There is a cloud above my heart and it has been there since this past weekend when I got a call from my friend Judy. She told me our childhood friend Agnes had died. Judy didn't know any details but said she had died on the day before this call. It really hit me hard. Agnes was gone.

Agnes and I got to be friends when I was around eight or nine. She moved into my neighborhood and constantly became a part of the gang of us who were already there. It was not a case of us accepting Agnes. It was a case of her accepting us. That was her personality. She was a dominant soul and went where she wanted, and with whomever she wanted to be with. If you were lucky she wanted to be your friend. If you were unlucky she basically ignored you.

Agnes was not a southern beauty. She had a sister, Virginia, who filled that role. Agnes, however, had a style to her that few others possessed. Still she was cursed with having to wear thick glasses and being a touch overweight. I mention that because Agnes always mentioned that. She would bemoan the glasses and her weight, and she would always say that someday things would be different.
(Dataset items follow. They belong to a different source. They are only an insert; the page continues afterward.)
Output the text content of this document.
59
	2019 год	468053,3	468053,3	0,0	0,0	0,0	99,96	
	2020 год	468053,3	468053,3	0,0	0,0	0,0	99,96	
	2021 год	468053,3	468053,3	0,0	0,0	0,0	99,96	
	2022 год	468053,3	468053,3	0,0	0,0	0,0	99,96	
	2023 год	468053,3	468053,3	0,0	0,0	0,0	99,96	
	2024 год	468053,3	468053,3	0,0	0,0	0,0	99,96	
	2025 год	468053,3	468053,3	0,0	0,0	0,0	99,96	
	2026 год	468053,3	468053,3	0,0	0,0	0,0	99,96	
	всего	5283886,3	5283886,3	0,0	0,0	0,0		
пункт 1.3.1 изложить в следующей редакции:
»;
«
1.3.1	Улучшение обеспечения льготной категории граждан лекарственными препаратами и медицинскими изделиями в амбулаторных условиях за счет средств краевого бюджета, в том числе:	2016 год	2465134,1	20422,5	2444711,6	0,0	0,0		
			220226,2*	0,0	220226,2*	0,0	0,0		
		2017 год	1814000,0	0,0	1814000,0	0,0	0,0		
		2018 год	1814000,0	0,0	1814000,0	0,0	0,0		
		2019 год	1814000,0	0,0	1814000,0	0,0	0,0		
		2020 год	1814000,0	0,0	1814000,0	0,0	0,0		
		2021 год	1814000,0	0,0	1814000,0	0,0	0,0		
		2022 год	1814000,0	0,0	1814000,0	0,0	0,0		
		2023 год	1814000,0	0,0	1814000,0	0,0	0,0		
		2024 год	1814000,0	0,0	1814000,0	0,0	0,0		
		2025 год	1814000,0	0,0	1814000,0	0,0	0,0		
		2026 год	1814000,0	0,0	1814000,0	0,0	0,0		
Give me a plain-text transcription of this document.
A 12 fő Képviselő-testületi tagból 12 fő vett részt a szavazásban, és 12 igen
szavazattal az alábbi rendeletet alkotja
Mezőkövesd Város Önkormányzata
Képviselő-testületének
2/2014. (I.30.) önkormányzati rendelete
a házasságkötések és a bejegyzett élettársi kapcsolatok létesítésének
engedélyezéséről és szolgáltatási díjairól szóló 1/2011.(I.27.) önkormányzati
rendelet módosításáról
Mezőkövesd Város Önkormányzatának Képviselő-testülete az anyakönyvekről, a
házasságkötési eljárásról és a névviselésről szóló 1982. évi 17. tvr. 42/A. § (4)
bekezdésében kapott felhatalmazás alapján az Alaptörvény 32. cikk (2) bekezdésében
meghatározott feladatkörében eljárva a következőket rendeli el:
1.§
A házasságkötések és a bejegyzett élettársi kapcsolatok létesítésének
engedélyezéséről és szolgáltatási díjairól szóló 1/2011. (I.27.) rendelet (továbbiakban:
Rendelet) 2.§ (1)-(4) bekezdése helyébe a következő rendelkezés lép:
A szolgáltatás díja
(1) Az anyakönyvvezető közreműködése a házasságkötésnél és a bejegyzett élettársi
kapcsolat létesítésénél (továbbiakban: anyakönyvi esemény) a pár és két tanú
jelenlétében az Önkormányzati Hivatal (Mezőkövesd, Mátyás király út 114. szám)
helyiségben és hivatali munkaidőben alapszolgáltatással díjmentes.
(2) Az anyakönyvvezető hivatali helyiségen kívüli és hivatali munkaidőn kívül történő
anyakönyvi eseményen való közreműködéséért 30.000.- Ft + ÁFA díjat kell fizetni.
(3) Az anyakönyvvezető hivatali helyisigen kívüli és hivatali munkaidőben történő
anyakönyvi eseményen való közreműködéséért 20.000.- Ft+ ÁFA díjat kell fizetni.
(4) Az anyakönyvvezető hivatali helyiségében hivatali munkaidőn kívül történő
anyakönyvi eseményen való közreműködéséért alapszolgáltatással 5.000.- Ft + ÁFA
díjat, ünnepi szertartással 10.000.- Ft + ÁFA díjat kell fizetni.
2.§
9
There was a boldness about Agnes I couldn't match. She generally spoke her mind and let the chips fall where they might. She smoked long before I even thought about smoking, and overall seemed more mature than I would ever be. Still there was a part of Agnes that was pure little girl. She always had a crush on one boy or another and constantly got her heart broken. Since I early on started dating Elaine, the cheerleader, I couldn't really share her grief.

By the time I left for college Agnes had moved away to Mississippi. She and her mother lived there for three or four years and then returned. I didn't see much of Agnes since they no longer lived in my neighborhood but I did know she had contacts and had lost some weight. A year or so later I heard she had gotten married to a really nice man who thought she was the most beautiful person in the world.

Over the years I have often thought about Agnes. During those troubled teenage years she was a rock for me to hold on to. She was never too busy to hear my problems, and she always told me I could be anything I wanted to be. She had more confidence in me than I did.

The last time I saw her I was having a book signing at my cousin's dress shop. Agnes came in and surprised me. It was wonderful to see her. She had her glasses on again and she had gained back some of her weight but who cared. She looked happy. She told me all about her husband and her daughter and how great her life had turned out. We promised each other that we would get together soon and talk about old times.

Soon never came, and now it never will. Still I draw comfort from the fact that we did have that one "reunion" and that she was so happy with her life when we did meet. There is a cloud over my heart now but it is because I will never have a chance to sit and talk with her again. But there is also a rainbow there because of the joy with which she lived her life.